Керн вернулся и выложил деньги. Леви упаковал кольцо в небольшую картонную коробку.
– Коробочку даю вам бесплатно, – сказал он, – и эту красивую голубую вату тоже. Вы меня пустите по миру!
– Пятьдесят процентов, – буркнул Керн. – Ростовщик!
Последнее слово Леви пропустил мимо ушей.
– Поверьте мне, – сказал он неожиданно чистосердечным тоном, – на рю де ля Пэ[41] у Картье такое кольцо стоит шестьсот франков. Его настоящая цена – триста пятьдесят. На сей раз говорю вам точно.
Керн поехал в «Верден».
– Рут! – сказал он, распахнув дверь. – Мы на подъеме! Вот, гляди! Последний из могикан вернулся домой!

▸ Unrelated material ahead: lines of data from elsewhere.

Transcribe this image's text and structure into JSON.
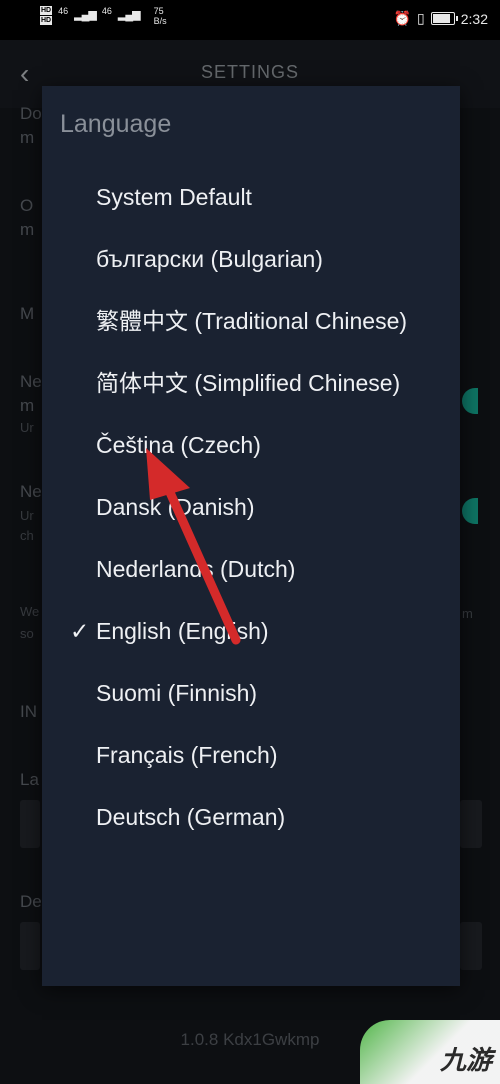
{
  "status_bar": {
    "hd1": "HD",
    "hd2": "HD",
    "net1": "46",
    "net2": "46",
    "speed_value": "75",
    "speed_unit": "B/s",
    "time": "2:32"
  },
  "app": {
    "title": "SETTINGS",
    "version": "1.0.8 Kdx1Gwkmp"
  },
  "background_fragments": {
    "f1": "Do",
    "f2": "m",
    "f3": "O",
    "f4": "m",
    "f5": "M",
    "f6": "Ne",
    "f7": "m",
    "f8": "Ur",
    "f9": "Ne",
    "f10": "Ur",
    "f11": "ch",
    "f12": "We",
    "f13": "so",
    "f14": "m",
    "f15": "IN",
    "f16": "La",
    "f17": "De"
  },
  "dialog": {
    "title": "Language",
    "selected_marker": "✓",
    "languages": [
      {
        "label": "System Default"
      },
      {
        "label": "български (Bulgarian)"
      },
      {
        "label": "繁體中文 (Traditional Chinese)"
      },
      {
        "label": "简体中文 (Simplified Chinese)"
      },
      {
        "label": "Čeština (Czech)"
      },
      {
        "label": "Dansk (Danish)"
      },
      {
        "label": "Nederlands (Dutch)"
      },
      {
        "label": "English (English)"
      },
      {
        "label": "Suomi (Finnish)"
      },
      {
        "label": "Français (French)"
      },
      {
        "label": "Deutsch (German)"
      }
    ]
  },
  "watermark": {
    "text": "九游"
  },
  "colors": {
    "accent": "#16b39a",
    "dialog_bg": "#1a2231",
    "annotation": "#d42a2a"
  }
}
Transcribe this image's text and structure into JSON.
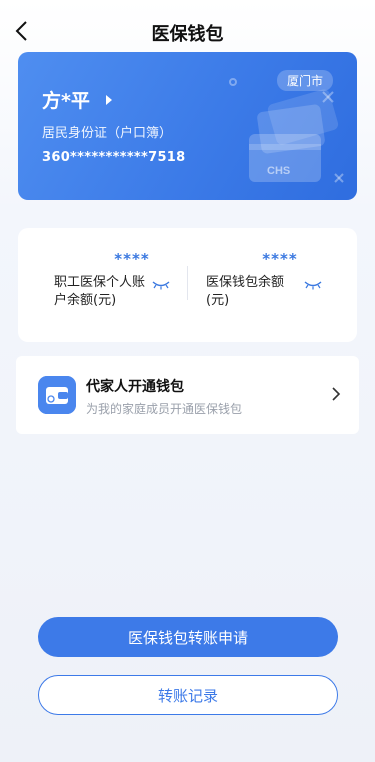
{
  "header": {
    "title": "医保钱包",
    "back_icon": "chevron-left-icon"
  },
  "card": {
    "city": "厦门市",
    "holder_name": "方*平",
    "id_type": "居民身份证（户口簿）",
    "id_number": "360***********7518",
    "gradient_colors": [
      "#4f8ef0",
      "#2f6ddf"
    ],
    "deco_icon": "chs-card-icon"
  },
  "balances": {
    "employee": {
      "masked_value": "****",
      "label": "职工医保个人账户余额(元)",
      "toggle_icon": "eye-closed-icon"
    },
    "wallet": {
      "masked_value": "****",
      "label": "医保钱包余额(元)",
      "toggle_icon": "eye-closed-icon"
    }
  },
  "family_wallet": {
    "title": "代家人开通钱包",
    "subtitle": "为我的家庭成员开通医保钱包",
    "icon": "wallet-icon",
    "arrow_icon": "chevron-right-icon"
  },
  "actions": {
    "transfer_apply": "医保钱包转账申请",
    "transfer_records": "转账记录"
  },
  "colors": {
    "accent": "#3d7ae8",
    "muted_text": "#9aa0ab"
  }
}
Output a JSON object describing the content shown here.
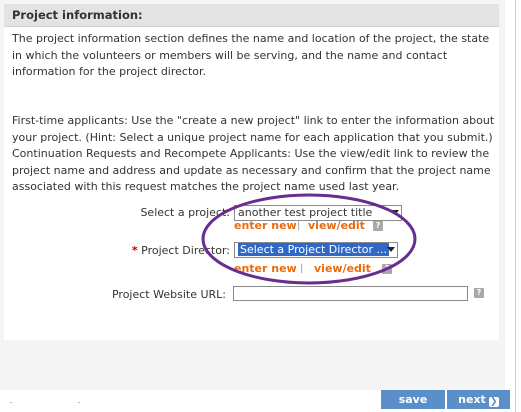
{
  "section": {
    "title": "Project information:"
  },
  "intro": "The project information section defines the name and location of the project, the state in which the volunteers or members will be serving, and the name and contact information for the project director.",
  "instructions": "First-time applicants: Use the \"create a new project\" link to enter the information about your project. (Hint: Select a unique project name for each application that you submit.) Continuation Requests and Recompete Applicants: Use the view/edit link to review the project name and address and update as necessary and confirm that the project name associated with this request matches the project name used last year.",
  "project": {
    "label": "Select a project:",
    "selected": "another test project title",
    "enter_new": "enter new",
    "separator": "|",
    "view_edit": "view/edit",
    "help": "?"
  },
  "director": {
    "required_mark": "*",
    "label": "Project Director:",
    "selected": "Select a Project Director ...",
    "enter_new": "enter new",
    "separator": "|",
    "view_edit": "view/edit",
    "help": "?"
  },
  "website": {
    "label": "Project Website URL:",
    "value": "",
    "help": "?"
  },
  "buttons": {
    "save": "save",
    "next": "next",
    "next_icon": "❯"
  },
  "colors": {
    "header_bg": "#e3e3e3",
    "link": "#e86b0f",
    "button": "#5a8fc9",
    "highlight_oval": "#6a2c91",
    "selection": "#3068c8"
  }
}
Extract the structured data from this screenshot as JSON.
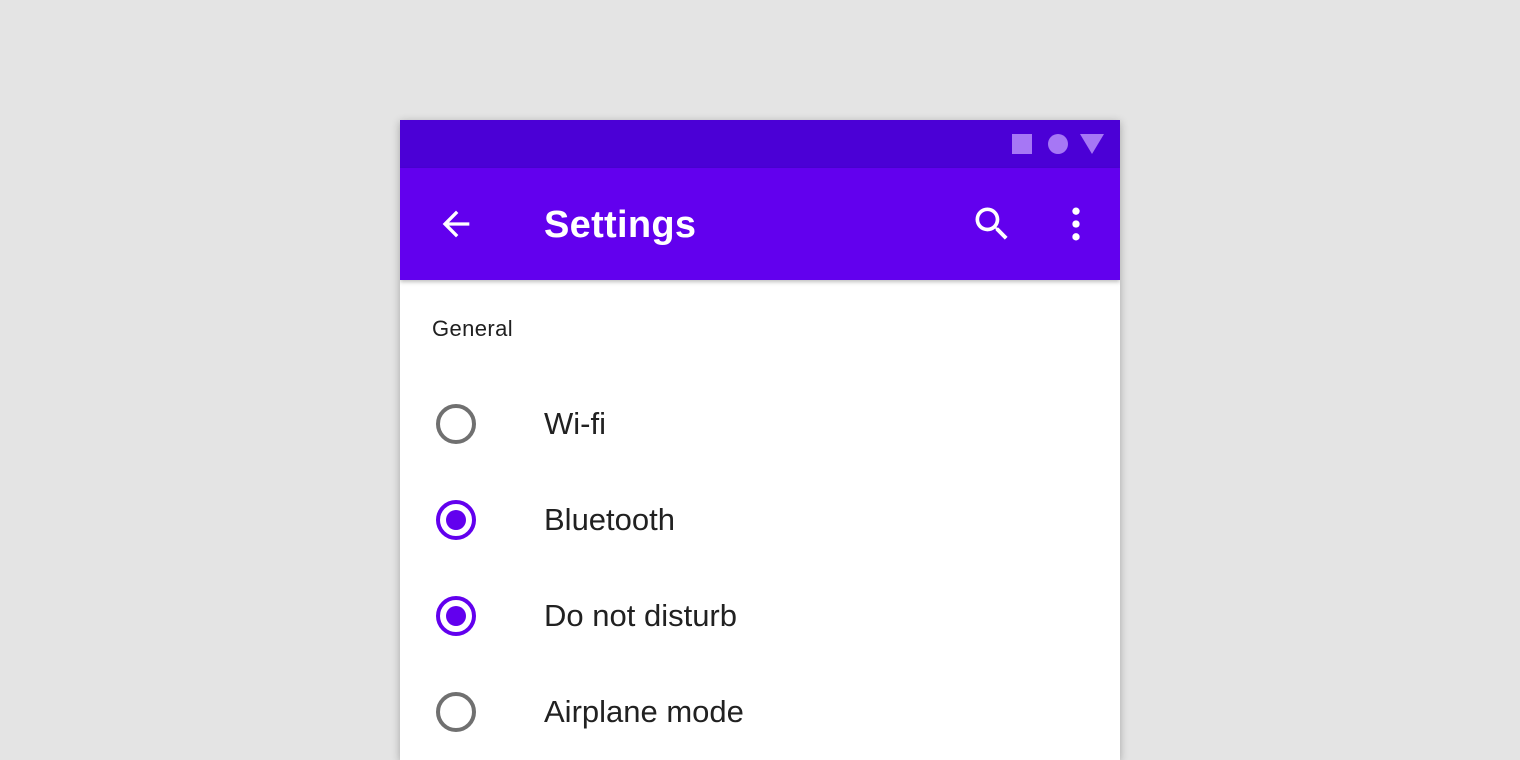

Рут открыла коробочку и заглянула в нее.
– Людвиг…
– Как это сказал Штайнер? – быстро и смущенно заговорил Керн. – Бесполезные вещи! Только они согревают нас. Я решил проверить это. А теперь надень кольцо! Сегодня мы все вместе ужинаем в ресторане. Как настоящие рабочие после получки.
Было десять часов вечера. Штайнер, Марилл, Рут и Керн сидели в ресторане «Матушка Марго». Кельнеры начали ставить стулья на столики и подметать пол. Кошка, сидевшая у кассового аппарата, потянулась и спрыгнула вниз. Хозяйка в плотной шерстяной кофте спала, но время от времени открывала бдительное око.
– Кажется, нас сейчас выставят отсюда, – сказал Штайнер и подозвал кельнера. – Да и пора уже. Надо поспешить к Эдит Розенфельд. Сегодня приехал папаша Мориц.
– Папаша Мориц? – спросила Рут. – Кто это?
– Папаша Мориц – дедушка эмигрантов, – ответил ей Штайнер. – Ему уже семьдесят пять лет. Он знает все границы, все города, все отели, все пансионы и частные квартиры, где можно жить без регистрации, знает тюрьмы пяти вполне цивилизованных стран. Зовут его Мориц Розенталь, и родом он из Годесберга-на-Рейне.
– Тогда я с ним знаком, – сказал Керн. – Как-то мы вдвоем перешли из Чехословакии в Австрию.
– А я однажды перебрался с ним из Швейцарии в Италию, – сказал Марилл.
Кельнер принес счет.
– И я пересек с ним несколько границ, – сказал Штайнер. – Можно купить у вас бутылку коньяку на вынос? – обратился он к кельнеру. – Курвуазье. По магазинной цене, разумеется.
– Минутку. Сейчас спрошу у хозяйки.
Кельнер направился к спящей шерстяной кофте. Она приоткрыла один глаз и кивнула. Кельнер вернулся, достал с полки бутылку и подал ее Штайнеру. Тот спрятал ее в боковой карман.
В этот момент распахнулась входная дверь и на пороге появилась неопределенного вида призрачная фигура. Хозяйка отерла ладонью губы, зевнула и открыла оба глаза.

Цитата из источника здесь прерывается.